In quanto a strategie queste nuove multinazionali emergenti hanno poco a che fare con l’ortodossia di certi manuali di management: prima di tutto perché le ragioni alla base della loro espansione oltre i confini domestici sono

diverse da quelle che hanno determinato la crescita geografica delle multinazionali classiche. Non si tratta più di far valere all’estero competenze e know how maturati a scala nazionale. L’obiettivo – dice Goldstein – è quello di “asset augmenting”, ovvero di acquisire marchi e capacità già consolidati su cui far leva in termini di reputazione e di apprendimento. E’ il caso di Geely che compra Volvo per accreditarsi in Cina contro il competitor Audi (così come Lenovo ha acquisito parte dei processi IBM per accreditarsi sul mercato globale).

Quanto ad assetto proprietario e a governance, si tratta di aziende difficili da inquadrare nell’ambito delle categorie classiche delle public company anglosassoni: in alcuni casi si tratta di aziende sostenute da stati sovrani, in altri da famiglie particolarmente potenti in patria. Goldstein enfatizza il ruolo di gruppi etnici radicati in altri paesi come elemento chiave per favorire le dinamiche di crescita all’estero: la diaspora cinese e indiana costituiscono il presupposto per dinamiche di crescita che fanno leva su network sociali molto collaudati.

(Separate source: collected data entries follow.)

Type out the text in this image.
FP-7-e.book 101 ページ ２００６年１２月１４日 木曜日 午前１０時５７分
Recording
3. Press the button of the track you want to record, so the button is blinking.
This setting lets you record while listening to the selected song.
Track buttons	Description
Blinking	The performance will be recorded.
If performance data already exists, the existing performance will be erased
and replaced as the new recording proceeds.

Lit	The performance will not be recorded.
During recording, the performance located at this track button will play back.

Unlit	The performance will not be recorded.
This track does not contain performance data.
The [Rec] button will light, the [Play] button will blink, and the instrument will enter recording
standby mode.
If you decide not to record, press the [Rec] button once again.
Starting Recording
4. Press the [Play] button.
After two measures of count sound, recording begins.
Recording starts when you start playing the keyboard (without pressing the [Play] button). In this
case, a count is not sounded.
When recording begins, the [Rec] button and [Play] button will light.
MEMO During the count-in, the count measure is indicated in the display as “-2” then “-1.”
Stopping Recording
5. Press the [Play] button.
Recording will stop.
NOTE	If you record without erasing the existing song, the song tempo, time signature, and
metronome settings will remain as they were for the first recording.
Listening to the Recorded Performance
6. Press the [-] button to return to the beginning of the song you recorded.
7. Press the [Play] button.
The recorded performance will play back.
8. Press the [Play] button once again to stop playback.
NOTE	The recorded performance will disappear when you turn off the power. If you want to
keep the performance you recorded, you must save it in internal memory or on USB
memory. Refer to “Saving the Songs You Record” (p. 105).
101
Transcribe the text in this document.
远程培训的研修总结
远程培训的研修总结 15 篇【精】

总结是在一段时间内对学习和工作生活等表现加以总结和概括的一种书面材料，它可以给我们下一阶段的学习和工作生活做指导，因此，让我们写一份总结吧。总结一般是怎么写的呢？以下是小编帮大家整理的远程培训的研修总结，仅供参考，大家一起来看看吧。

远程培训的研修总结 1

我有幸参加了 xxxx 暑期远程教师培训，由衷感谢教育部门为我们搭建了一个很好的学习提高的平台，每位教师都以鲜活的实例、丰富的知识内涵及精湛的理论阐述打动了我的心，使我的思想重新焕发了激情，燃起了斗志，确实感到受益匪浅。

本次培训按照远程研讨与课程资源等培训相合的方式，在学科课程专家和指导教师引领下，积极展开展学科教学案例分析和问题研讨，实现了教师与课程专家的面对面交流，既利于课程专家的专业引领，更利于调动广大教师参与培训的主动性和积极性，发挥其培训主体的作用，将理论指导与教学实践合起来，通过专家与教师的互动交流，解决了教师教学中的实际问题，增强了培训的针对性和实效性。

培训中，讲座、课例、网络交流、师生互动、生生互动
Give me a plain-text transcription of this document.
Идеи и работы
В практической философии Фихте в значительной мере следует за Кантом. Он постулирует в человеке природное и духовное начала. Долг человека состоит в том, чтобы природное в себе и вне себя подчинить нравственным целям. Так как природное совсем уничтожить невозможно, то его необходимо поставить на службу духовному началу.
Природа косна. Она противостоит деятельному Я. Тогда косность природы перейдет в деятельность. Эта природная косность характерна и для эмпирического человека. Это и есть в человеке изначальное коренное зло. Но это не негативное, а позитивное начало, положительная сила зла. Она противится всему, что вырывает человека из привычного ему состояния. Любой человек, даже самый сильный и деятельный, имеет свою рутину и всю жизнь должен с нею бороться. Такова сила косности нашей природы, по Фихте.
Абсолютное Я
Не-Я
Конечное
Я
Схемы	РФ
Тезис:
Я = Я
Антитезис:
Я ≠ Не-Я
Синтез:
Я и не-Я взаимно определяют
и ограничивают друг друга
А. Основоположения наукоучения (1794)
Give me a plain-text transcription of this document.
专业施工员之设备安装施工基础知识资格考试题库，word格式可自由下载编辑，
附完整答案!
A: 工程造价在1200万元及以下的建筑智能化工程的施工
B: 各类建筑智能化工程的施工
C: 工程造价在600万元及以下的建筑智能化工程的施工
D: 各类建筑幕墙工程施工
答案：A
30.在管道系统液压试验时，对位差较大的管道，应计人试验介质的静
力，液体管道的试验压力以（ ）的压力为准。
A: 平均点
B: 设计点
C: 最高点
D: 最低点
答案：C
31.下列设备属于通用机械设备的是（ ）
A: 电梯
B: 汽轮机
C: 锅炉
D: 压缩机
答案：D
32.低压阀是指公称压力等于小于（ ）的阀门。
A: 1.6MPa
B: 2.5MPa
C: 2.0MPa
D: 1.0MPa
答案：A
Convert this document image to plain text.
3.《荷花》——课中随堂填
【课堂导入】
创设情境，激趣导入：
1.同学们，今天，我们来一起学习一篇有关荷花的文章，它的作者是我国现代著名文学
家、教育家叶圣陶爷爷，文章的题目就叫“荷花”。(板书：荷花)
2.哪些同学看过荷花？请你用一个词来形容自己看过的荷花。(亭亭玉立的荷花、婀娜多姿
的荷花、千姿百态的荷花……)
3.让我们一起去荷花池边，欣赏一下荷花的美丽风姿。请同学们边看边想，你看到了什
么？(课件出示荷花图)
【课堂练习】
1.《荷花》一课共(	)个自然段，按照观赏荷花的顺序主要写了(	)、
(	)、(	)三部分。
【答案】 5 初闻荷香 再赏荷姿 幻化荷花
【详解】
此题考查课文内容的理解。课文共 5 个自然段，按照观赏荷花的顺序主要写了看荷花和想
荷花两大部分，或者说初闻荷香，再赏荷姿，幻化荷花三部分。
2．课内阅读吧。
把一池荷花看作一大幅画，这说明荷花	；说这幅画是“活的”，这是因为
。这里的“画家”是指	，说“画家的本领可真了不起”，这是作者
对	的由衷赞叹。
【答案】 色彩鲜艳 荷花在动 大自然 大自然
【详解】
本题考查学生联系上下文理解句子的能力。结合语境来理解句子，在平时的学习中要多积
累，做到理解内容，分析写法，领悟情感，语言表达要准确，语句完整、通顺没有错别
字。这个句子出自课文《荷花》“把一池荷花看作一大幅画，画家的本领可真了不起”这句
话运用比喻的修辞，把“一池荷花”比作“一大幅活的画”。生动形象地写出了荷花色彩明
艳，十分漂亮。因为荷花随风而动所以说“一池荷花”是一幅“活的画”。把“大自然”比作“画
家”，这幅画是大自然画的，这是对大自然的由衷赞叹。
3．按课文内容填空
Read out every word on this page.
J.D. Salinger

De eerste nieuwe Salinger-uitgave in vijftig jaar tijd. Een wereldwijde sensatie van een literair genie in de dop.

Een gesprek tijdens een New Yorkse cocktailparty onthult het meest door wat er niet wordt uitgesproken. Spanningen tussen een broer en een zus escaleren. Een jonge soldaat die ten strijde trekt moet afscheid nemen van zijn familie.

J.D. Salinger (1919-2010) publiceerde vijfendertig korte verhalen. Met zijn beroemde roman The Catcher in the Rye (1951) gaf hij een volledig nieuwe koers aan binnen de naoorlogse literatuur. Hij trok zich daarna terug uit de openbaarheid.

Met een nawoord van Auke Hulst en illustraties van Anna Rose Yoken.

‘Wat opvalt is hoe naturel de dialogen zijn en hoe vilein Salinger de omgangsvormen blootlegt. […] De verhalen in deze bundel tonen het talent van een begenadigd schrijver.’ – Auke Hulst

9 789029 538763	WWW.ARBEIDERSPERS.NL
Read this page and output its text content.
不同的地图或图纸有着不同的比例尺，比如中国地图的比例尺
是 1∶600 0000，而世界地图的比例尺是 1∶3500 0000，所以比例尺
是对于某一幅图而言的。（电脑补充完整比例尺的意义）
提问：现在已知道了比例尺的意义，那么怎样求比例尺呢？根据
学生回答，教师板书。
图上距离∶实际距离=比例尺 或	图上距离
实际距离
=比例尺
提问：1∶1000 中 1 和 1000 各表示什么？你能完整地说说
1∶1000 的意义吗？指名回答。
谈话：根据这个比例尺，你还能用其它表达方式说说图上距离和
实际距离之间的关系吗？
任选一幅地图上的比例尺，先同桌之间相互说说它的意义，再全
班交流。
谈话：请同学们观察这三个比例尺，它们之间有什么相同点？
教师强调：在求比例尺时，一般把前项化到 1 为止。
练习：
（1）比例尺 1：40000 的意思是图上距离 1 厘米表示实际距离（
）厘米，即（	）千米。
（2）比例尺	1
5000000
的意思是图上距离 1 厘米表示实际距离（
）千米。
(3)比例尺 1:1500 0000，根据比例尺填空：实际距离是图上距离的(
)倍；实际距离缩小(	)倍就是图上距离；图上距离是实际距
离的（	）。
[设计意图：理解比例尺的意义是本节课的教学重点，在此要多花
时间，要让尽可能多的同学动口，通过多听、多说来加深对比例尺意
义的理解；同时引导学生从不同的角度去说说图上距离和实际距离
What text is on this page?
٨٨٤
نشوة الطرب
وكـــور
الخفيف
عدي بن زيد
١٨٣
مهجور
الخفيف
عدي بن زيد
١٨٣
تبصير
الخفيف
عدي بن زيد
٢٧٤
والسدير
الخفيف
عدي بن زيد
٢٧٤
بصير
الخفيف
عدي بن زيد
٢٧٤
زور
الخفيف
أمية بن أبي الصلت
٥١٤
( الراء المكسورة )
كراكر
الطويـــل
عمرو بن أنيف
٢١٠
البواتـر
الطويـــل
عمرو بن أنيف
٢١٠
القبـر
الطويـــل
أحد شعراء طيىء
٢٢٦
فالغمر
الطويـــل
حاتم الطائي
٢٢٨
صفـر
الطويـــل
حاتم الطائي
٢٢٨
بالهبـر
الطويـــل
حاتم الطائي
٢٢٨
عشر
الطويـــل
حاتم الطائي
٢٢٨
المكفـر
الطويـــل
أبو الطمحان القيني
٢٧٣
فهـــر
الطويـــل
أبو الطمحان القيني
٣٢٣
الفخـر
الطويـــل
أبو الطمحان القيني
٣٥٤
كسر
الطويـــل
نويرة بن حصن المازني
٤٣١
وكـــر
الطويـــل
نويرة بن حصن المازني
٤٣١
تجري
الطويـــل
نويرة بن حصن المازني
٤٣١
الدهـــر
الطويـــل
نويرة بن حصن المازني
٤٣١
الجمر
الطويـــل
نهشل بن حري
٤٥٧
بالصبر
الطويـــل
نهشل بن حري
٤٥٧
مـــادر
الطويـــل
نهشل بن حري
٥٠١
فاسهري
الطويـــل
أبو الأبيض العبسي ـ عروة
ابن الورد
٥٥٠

Nonostante il fenomeno delle multinazionali dei paesi emergenti sia esploso da una decina d’anni, rimane sostanzialmente poco conosciuto. Sul versante italiano, è comunque possibile trarre alcune conclusioni a partire da ciò che abbiamo a disposizione. Siamo chiamati, prima di tutto, ad allargare i nostri confini e a scoprire collettivamente una nuova geografia del mondo. Un assaggio di queste nuove realtà lo abbiamo in casa (la Tre dei cinesi di Hutchinson Wampoa e la Wind di Orascom) ma non ne siamo particolarmente consapevoli. Lato imprese, questo revival delle nuove multinazionali del sud del mondo tende a mettere in discussione la forza del modello italiano nella competitività internazionale. Siamo stati “the second industrial devide”, l’alternativa al capitalismo delle grandi corporation; adesso, apparentemente, suona un’altra musica. Uno stimolo in più per capire il ruolo della nostra economia nella divisione internazionale del lavoro.